Demikianlah, maka satu-satu mereka telah keluar dari regol halaman banjar padukuhan yang telah menjadi abu. Di beberapa bagian api masih nampak menyala. Tetapi sudah menjadi semakin kecil. Masih ada pula bara yang merah diantara setumpuk reruntuhan. Namun sudah tidak banyak berarti lagi.

Sebuah kentungan yang menjadi kebanggaan padukuhan itu, karena besarnya dan bunyinya yang mendengung seperti gema yang menyusuri lembah di antara bukit-bukit, telah ikut menjadi abu pula. Malam itu setiap keluarga telah membicarakan banjar mereka yang terbakar. Satu dua diantara mereka telah membicarakan pula orang-orang yang disebut membakar banjar itu.

“Siapakah sebenarnya orang bongkok itu?“ desis Ki Krawangan yang duduk bersama keluarganya, ”Ternyata kedatangannya di padukuhan ini bukan sekedar kelaparan dan kehausan.”

Delima mengangguk-angguk. Tetapi ia sama sekali tidak menyahut. Yang kemudian berbicara adalah Nyi Krawangan, ”Orang bongkok itu agaknya membawa pesan yang lebih berarti bagi para penghuni padukuhan ini.”

Ki Krawangan mengangguk-angguk. Namun kemudian katanya, “Aku tidak tahu, bagaimana sikap kakang terhadap peristiwa yang baru saja terjadi di sanggar dan di banjar. Dua peristiwa yang memang saling berhubungan. Jika benar kedua orang itu membakar banjar, maka segala sesorah orang-orang padepokan itu adalah omong kosong.”

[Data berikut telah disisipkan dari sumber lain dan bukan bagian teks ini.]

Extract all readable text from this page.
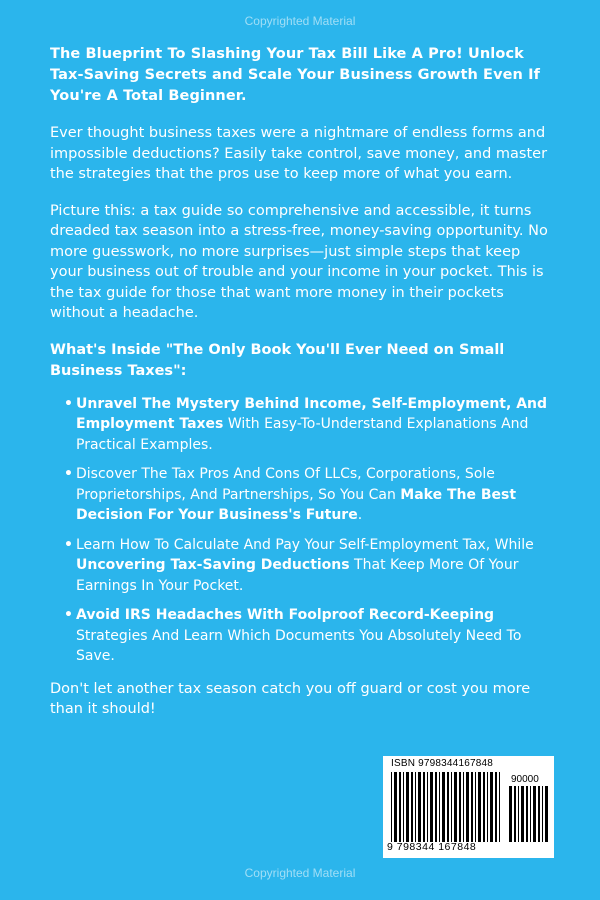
Copyrighted Material

The Blueprint To Slashing Your Tax Bill Like A Pro! Unlock Tax-Saving Secrets and Scale Your Business Growth Even If You're A Total Beginner.

Ever thought business taxes were a nightmare of endless forms and impossible deductions? Easily take control, save money, and master the strategies that the pros use to keep more of what you earn.

Picture this: a tax guide so comprehensive and accessible, it turns dreaded tax season into a stress-free, money-saving opportunity. No more guesswork, no more surprises—just simple steps that keep your business out of trouble and your income in your pocket. This is the tax guide for those that want more money in their pockets without a headache.

What's Inside "The Only Book You'll Ever Need on Small Business Taxes":

• Unravel The Mystery Behind Income, Self-Employment, And Employment Taxes With Easy-To-Understand Explanations And Practical Examples.
• Discover The Tax Pros And Cons Of LLCs, Corporations, Sole Proprietorships, And Partnerships, So You Can Make The Best Decision For Your Business's Future.
• Learn How To Calculate And Pay Your Self-Employment Tax, While Uncovering Tax-Saving Deductions That Keep More Of Your Earnings In Your Pocket.
• Avoid IRS Headaches With Foolproof Record-Keeping Strategies And Learn Which Documents You Absolutely Need To Save.

Don't let another tax season catch you off guard or cost you more than it should!

ISBN 9798344167848
90000
9 798344 167848
Copyrighted Material
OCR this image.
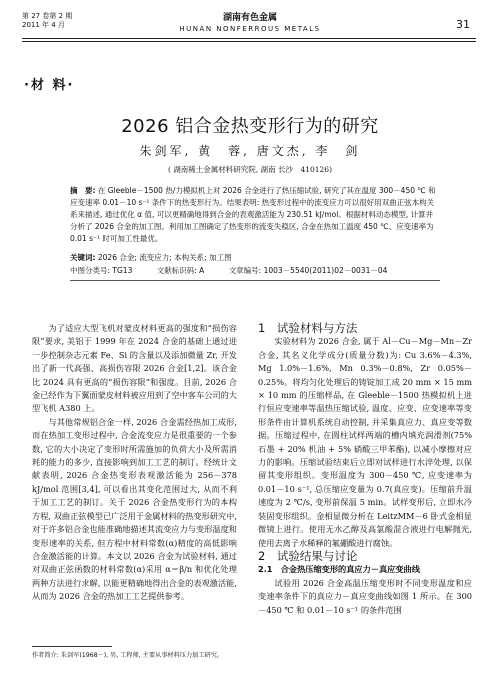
第 27 卷第 2 期
2011 年 4 月
湖南有色金属
HUNAN NONFERROUS METALS	31
·材 料·
2026 铝合金热变形行为的研究
朱剑军, 黄　蓉, 唐文杰, 李　剑
( 湖南稀土金属材料研究院, 湖南 长沙　410126)
摘　要: 在 Gleeble－1500 热/力模拟机上对 2026 合金进行了热压缩试验, 研究了其在温度 300－450 ℃ 和应变速率 0.01－10 s⁻¹ 条件下的热变形行为。结果表明: 热变形过程中的流变应力可以很好用双曲正弦本构关系来描述, 通过优化 α 值, 可以更精确地得到合金的表观激活能为 230.51 kJ/mol。根据材料动态模型, 计算并分析了 2026 合金的加工图。利用加工图确定了热变形的流变失稳区, 合金在热加工温度 450 ℃、应变速率为 0.01 s⁻¹ 时可加工性最优。
关键词: 2026 合金; 流变应力; 本构关系; 加工图
中图分类号: TG13	文献标识码: A	文章编号: 1003－5540(2011)02－0031－04

为了适应大型飞机对蒙皮材料更高的强度和“损伤容限”要求, 美铝于 1999 年在 2024 合金的基础上通过进一步控制杂志元素 Fe、Si 的含量以及添加微量 Zr, 开发出了新一代高强、高损伤容限 2026 合金[1,2]。该合金比 2024 具有更高的“损伤容限”和强度。目前, 2026 合金已经作为下翼面蒙皮材料被应用到了空中客车公司的大型飞机 A380 上。

与其他常规铝合金一样, 2026 合金需经热加工成形, 而在热加工变形过程中, 合金流变应力是很重要的一个参数, 它的大小决定了变形时所需施加的负荷大小及所需消耗的能力的多少, 直接影响到加工工艺的制订。经统计文献表明, 2026 合金热变形表观激活能为 256－378 kJ/mol 范围[3,4], 可以看出其变化范围过大, 从而不利于加工工艺的制订。关于 2026 合金热变形行为的本构方程, 双曲正弦模型已广泛用于金属材料的热变形研究中, 对于许多铝合金也能准确地描述其流变应力与变形温度和变形速率的关系, 但方程中材料常数(α)精度的高低影响合金激活能的计算。本文以 2026 合金为试验材料, 通过对双曲正弦函数的材料常数(α)采用 α＝β/n 和优化处理两种方法进行求解, 以能更精确地得出合金的表观激活能, 从而为 2026 合金的热加工工艺提供参考。

1　试验材料与方法

实验材料为 2026 合金, 属于 Al－Cu－Mg－Mn－Zr 合金, 其名义化学成分(质量分数)为: Cu 3.6%－4.3%, Mg 1.0%－1.6%, Mn 0.3%－0.8%, Zr 0.05%－0.25%。将均匀化处理后的铸锭加工成 20 mm × 15 mm × 10 mm 的压缩样品, 在 Gleeble－1500 热模拟机上进行恒应变速率等温热压缩试验, 温度、应变、应变速率等变形条件由计算机系统自动控制, 并采集真应力、真应变等数据。压缩过程中, 在圆柱试样两端的槽内填充润滑剂(75% 石墨 + 20% 机油 + 5% 硝酸三甲苯酯), 以减小摩擦对应力的影响。压缩试验结束后立即对试样进行水淬处理, 以保留其变形组织。变形温度为 300－450 ℃, 应变速率为 0.01－10 s⁻¹, 总压缩应变量为 0.7(真应变)。压缩前升温速度为 2 ℃/s, 变形前保温 5 min。试样变形后, 立即水冷装固变形组织。金相显微分析在 LeitzMM－6 卧式金相显微镜上进行。使用无水乙醇及高氯酸混合液进行电解抛光, 使用去离子水稀释的氟硼酸进行腐蚀。

2　试验结果与讨论

2.1　合金热压缩变形的真应力－真应变曲线

试验用 2026 合金高温压缩变形时不同变形温度和应变速率条件下的真应力－真应变曲线如图 1 所示。在 300－450 ℃ 和 0.01－10 s⁻¹ 的条件范围

作者简介: 朱剑军(1968－), 男, 工程师, 主要从事材料压力加工研究。
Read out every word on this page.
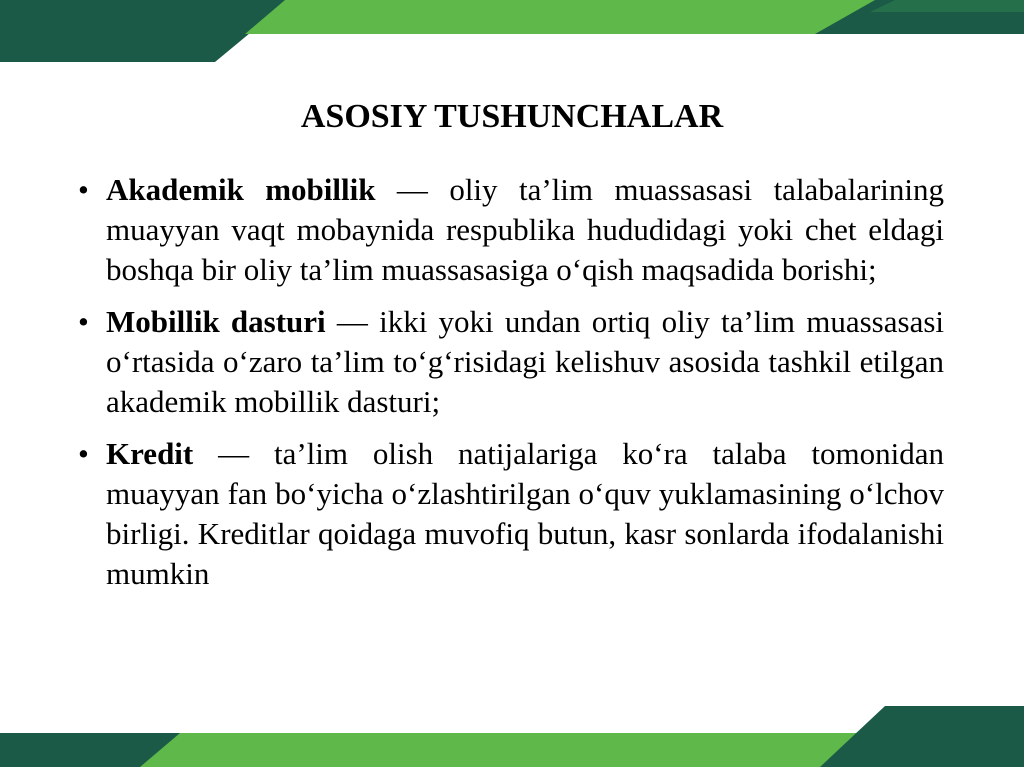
ASOSIY TUSHUNCHALAR
• Akademik mobillik — oliy ta’lim muassasasi talabalarining muayyan vaqt mobaynida respublika hududidagi yoki chet eldagi boshqa bir oliy ta’lim muassasasiga o‘qish maqsadida borishi;
• Mobillik dasturi — ikki yoki undan ortiq oliy ta’lim muassasasi o‘rtasida o‘zaro ta’lim to‘g‘risidagi kelishuv asosida tashkil etilgan akademik mobillik dasturi;
• Kredit — ta’lim olish natijalariga ko‘ra talaba tomonidan muayyan fan bo‘yicha o‘zlashtirilgan o‘quv yuklamasining o‘lchov birligi. Kreditlar qoidaga muvofiq butun, kasr sonlarda ifodalanishi mumkin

“Apalagi menilik keterangan orang yang tidak dikenal itu. Kiai Banyu Bening, eh, jabang bayi, aku telah menyebut namanya, orang yang dibayangi oleh dendam karena kematian bayinya itu, ingin melihat orang lain juga mengalami sebagaimana dialaminya."

“Jika demikian, ia adalah orang yang perlu dikasihaninya,” desis Ki Krawangan.

Nyi Krawangan termangu-mangu sejenak. Dipandanginya anak perempuannya. Delima memang menjadi gelisah, tetapi ia tetap berdiam diri. Namun peristiwa yang terjadi di sanggar itu nampaknya akan menjauhkan orang bongkok dan dua orang cucunya itu dari padukuhannya, karena orang-orang padukuhan ini telah mengenalnya.

Delima tidak dapat membayangkan tanggapan orang-orang dipadukuhannya terhadap Ki Pandi. Apakah mereka menjadi marah, merasa terhina, atau justru seperti ayah dan ibunya, yang nampaknya mempunyai sikap tersendiri terhadap orang bongkok itu.

Dalam pada itu, maka Ki Krawangan pun kemudian berkata, ”Sudahlah. Kita akan tidur. Kita akan melihat perkembangan keadaan esok pagi.”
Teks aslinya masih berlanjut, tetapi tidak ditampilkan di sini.